Mit ihren Arbeiten beweist Plucińska, dass sich komplexe Themen wie Liebe und Isolation, Identitätssuche und Coming of Age oder Krankheit und Tod adäquat in Claymation-Filmen behandeln lassen – und dass die Übertragung von Stoffen, etwa aus dem Bereich der Literatur, eine echte Bereicherung bedeuten kann. Für ihr bis dato längstes Projekt – den vielfach prämierten 25-Minüter Esterhazy (2009) – adaptierte Plucińska gemeinsam mit Anna Jadowska den gleichnamigen Kinderbuchklassiker von Irene Dische und Hans Magnus Enzensberger. Die Abenteuer eines jungen Hasen aus einer Adelsfamilie, der 1989 von Wien nach Berlin reist, um dort eine geeignete Gattin zu finden, werden mit dem historischen Ereignis des Mauerfalls verknüpft, das auf diese Weise aus einer völlig neuen Perspektive betrachtet werden kann.
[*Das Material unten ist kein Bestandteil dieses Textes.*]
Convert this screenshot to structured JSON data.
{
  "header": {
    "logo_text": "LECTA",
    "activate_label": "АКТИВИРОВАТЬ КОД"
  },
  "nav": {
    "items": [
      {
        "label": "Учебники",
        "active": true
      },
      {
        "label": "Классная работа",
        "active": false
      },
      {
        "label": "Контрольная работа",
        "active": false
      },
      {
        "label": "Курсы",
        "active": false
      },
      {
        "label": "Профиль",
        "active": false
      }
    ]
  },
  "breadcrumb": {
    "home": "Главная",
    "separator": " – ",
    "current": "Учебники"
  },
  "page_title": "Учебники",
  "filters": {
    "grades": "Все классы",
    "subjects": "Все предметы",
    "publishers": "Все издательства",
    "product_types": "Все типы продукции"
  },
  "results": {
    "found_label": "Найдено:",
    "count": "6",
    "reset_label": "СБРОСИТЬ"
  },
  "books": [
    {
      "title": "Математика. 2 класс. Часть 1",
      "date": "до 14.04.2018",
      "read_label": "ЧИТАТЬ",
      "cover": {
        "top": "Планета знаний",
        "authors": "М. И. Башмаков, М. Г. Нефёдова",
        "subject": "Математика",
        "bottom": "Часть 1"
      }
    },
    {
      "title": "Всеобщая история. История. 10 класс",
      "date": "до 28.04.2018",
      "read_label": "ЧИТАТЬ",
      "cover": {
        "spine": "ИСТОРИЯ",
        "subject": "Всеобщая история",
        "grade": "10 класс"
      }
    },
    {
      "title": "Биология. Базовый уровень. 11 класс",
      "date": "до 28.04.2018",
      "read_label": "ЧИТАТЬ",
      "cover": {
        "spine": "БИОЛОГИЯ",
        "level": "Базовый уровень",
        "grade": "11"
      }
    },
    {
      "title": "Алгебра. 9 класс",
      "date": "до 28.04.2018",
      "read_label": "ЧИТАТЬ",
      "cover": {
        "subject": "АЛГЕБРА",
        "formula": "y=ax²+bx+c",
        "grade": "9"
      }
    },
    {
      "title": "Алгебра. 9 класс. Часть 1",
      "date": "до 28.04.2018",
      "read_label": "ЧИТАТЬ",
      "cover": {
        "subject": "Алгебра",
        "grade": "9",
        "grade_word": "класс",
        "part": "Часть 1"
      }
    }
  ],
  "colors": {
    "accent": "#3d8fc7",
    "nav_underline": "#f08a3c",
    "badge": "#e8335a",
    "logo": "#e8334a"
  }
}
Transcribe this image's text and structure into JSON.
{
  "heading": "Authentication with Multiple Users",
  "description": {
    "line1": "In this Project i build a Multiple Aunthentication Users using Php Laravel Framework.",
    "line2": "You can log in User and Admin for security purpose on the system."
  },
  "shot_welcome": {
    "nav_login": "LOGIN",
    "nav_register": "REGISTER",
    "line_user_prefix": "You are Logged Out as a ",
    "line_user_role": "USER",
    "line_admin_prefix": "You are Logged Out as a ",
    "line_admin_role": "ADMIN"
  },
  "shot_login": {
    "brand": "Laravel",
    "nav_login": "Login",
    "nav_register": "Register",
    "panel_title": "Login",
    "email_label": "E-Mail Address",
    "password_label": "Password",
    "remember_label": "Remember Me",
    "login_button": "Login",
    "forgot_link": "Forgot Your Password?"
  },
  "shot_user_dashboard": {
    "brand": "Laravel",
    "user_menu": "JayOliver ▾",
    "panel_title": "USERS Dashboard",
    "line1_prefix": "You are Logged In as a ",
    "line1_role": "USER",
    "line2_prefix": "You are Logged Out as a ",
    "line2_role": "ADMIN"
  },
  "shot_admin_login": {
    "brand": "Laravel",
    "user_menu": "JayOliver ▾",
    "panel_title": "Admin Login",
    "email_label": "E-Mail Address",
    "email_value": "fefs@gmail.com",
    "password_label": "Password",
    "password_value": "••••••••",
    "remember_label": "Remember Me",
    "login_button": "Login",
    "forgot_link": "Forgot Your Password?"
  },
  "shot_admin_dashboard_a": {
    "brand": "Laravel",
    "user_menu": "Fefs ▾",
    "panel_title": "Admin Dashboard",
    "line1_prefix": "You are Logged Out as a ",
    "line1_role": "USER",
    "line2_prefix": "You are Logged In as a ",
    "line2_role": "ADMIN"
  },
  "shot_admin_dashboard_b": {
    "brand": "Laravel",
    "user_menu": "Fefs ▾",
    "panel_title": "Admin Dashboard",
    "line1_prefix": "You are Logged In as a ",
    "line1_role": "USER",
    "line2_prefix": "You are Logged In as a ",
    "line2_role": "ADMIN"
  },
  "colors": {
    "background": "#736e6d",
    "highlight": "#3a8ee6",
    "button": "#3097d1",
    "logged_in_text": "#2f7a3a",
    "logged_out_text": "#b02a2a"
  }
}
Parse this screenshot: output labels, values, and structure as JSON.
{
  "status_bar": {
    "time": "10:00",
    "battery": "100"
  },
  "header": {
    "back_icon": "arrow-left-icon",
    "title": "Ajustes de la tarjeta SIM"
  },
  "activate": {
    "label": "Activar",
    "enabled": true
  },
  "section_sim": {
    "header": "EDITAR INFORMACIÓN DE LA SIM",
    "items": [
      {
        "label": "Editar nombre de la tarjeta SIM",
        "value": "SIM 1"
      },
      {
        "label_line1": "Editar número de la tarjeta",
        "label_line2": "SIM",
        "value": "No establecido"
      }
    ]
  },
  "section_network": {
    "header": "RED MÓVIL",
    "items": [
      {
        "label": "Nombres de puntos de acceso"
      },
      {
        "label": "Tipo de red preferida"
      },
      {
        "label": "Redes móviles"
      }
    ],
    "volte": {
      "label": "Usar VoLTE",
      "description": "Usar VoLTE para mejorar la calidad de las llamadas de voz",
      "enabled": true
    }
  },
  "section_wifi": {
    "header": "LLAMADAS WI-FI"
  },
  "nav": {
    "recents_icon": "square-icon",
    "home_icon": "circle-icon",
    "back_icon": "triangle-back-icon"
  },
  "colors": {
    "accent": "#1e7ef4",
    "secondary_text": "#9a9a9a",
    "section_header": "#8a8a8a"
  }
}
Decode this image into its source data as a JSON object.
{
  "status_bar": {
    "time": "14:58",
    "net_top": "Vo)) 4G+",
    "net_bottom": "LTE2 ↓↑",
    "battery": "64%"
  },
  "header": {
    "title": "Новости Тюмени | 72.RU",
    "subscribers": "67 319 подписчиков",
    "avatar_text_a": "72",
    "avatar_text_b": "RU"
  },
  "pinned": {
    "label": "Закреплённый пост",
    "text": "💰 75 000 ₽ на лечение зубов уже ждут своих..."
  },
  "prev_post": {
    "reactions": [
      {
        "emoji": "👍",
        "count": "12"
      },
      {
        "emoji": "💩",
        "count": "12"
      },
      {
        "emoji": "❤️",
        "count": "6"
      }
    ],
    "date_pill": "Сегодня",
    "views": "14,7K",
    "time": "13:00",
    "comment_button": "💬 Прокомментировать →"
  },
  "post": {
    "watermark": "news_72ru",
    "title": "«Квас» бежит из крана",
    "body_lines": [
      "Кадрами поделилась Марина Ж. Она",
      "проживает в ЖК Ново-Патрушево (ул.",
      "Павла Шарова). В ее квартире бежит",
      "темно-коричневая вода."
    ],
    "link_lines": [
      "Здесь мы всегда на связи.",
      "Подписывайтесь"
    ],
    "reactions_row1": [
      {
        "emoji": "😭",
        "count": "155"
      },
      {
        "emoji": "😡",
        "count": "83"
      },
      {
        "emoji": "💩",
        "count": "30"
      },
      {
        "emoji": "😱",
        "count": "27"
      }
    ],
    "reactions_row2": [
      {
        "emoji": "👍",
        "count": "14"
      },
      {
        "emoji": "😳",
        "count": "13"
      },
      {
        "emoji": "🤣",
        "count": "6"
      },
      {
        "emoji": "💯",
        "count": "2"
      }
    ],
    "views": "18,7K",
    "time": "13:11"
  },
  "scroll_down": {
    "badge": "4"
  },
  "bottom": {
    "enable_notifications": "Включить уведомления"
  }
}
In Josette und ihr Papa (2010) setzte Plucińska mit einem kleinen Team ihre Adaption der Eugène-Ionesco-Geschichte gleichen Titels um. Die Absurdität, die der französisch-rumänische Autor in seinem Text transportiert, schlägt sich in der Verfilmung in den verzerrten Kulissen nieder sowie in dem farbenfrohen Durcheinander, in welchem sich die häusliche Suche des Mädchens nach ihrem Vater zuträgt. Liebling (2013) – eine erneute Drehbuch-Zusammenarbeit mit Justyna Celeda – wurde von Maria Wojtyszkos Theaterstück Uterus inspiriert. In den Bildern taucht Plucińska tief in die Gedankenwelt ihrer Hauptfigur ein, die an Gedächtnisverlust leidet und sich deshalb in ihrem eigenen Zuhause wie eine Gefangene fühlt. In dem Film verwendet Plucińska ihre Technik, um den aus der Krankheit resultierenden Zerfall von allem, was man liebt, zu veranschaulichen. In der kinematografischen Theaterstückadaption Sex für Lustlose erweist sich die Knetmasse hingegen als effektive Methode, um die Tragikomik und Skurrilität des erotischen Kammerspiels noch zu steigern. Abermals lässt Plucińska darin ein verheiratetes Paar seine Gefühle füreinander neu entdecken – indem es in einem Hotelzimmer ein bisschen „unanständig“ wird. Wie in all ihren Filmen gelingt es Plucińska hier, mit Liebe zum Detail einen einnehmenden kleinen Kosmos zu schaffen – und damit „ClayTraces“ in unseren Herzen zu hinterlassen.